PMAA, FuelQuest Clash

3/21/2002
ARLINGTON, Va. -- The Petroleum Marketing Association of America, which represents many of the nation's mom-and-pop jobbers, and FuelQuest Inc., the Houston-based online chain management software group, are engaged in a nasty clash that finds both suing one another.

Litigation stems from a five-year deal inked in 2000 between PMAA and Oilspot Inc., an e-commerce and content provider for the petroleum industry, which was acquired that year by FuelQuest.

Under the arrangement, FuelQuest, as inheritors of the OilSpot deal, would pay $100,000 a year to PMAA. In exchange, PMAA agreed to endorse FuelQuest exclusively for Internet fuel marketing services. To date, FuelQuest has paid $150,000, halting payment earlier this year.

"It's pretty simple," PMAA counsel Bob Bassman told CSNews Online. "FuelQuest signed a five-year deal and now they've decided they want to renegotiate and not pay. They don't say they're broke, which was an 'out' clause.

"When they took over OilSpot, the agreement with PMAA was very important to them. They wanted that contract," Bassman added.

Asked about FuelQuest's counter-suit, alleging that PMAA violated an exclusive endorsement by entering into a deal with competitor DTN Energy, Bassman said, "you're never sued without coming up with a counter-argument.

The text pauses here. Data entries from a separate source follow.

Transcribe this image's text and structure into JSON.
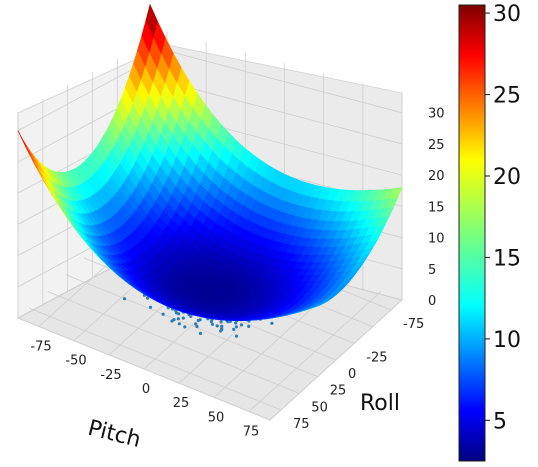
{
  "chart_data": {
    "type": "surface3d",
    "title": "",
    "xlabel": "Pitch",
    "ylabel": "Roll",
    "zlabel": "",
    "x_ticks": [
      "-75",
      "-50",
      "-25",
      "0",
      "25",
      "50",
      "75"
    ],
    "y_ticks": [
      "-75",
      "-25",
      "0",
      "25",
      "50",
      "75"
    ],
    "z_ticks": [
      "0",
      "5",
      "10",
      "15",
      "20",
      "25",
      "30"
    ],
    "xlim": [
      -90,
      90
    ],
    "ylim": [
      -90,
      90
    ],
    "zlim": [
      0,
      33
    ],
    "surface": {
      "form": "bowl",
      "z_min": 3,
      "corner_values": {
        "pitch_-90_roll_-90": 31,
        "pitch_-90_roll_90": 30,
        "pitch_90_roll_90": 21,
        "pitch_90_roll_-90": 18
      }
    },
    "scatter": {
      "color": "#2e7cb8",
      "description_points": "dense cloud of sampled points beneath the surface minimum"
    },
    "colormap": "jet",
    "colorbar": {
      "range": [
        2.5,
        30.5
      ],
      "ticks": [
        "5",
        "10",
        "15",
        "20",
        "25",
        "30"
      ]
    },
    "grid": true
  }
}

We're working on a reply but you can say that PMAA doesn't find any validity in their claims."

PMAA President Dan Gilligan said that his organization had received FuelQuest's permission to line up DTN as a PMAA partner. "All of us sign contracts we wish we didn't have to honor. But a contract is a contract. They're just looking for a way to get out of it," he said.

Doug Haugh, FuelQuest's vice president of fuel marketing, could not be reached for comment.

The litigation comes as FuelQuest scales back its full-throttle investment in the petroleum marketing segment. A FuelQuest official recently told CSNews Online that while the company continues to produce services for the downstream petroleum market, it is shifting its investment toward businesses that buy fuel products in bulk and recently contracted with solid waste disposal giant Waste Management Inc.

"The growth in the [jobber sector] wasn't what we had hoped," the FuelQuest official said recently. Since its founding, FuelQuest has built a reputation for attending virtually every petroleum-related trade show, delivering presentations whenever possible and entering into alliances with trade groups and media like PMAA and Conveninece Store Petroleum.

But those tracking the online business-to-business fuel community said FuelQuest is noticeably less active these days and that the company had expressed disappointment in the petroleum marketing industry's failure to widely embrace the Internet for business activities. "They spent a lot of time trying to educate the industry and only a few bought into it. The Internet is not on the minds of most petroleum marketers," said an observer familiar with FuelQuest.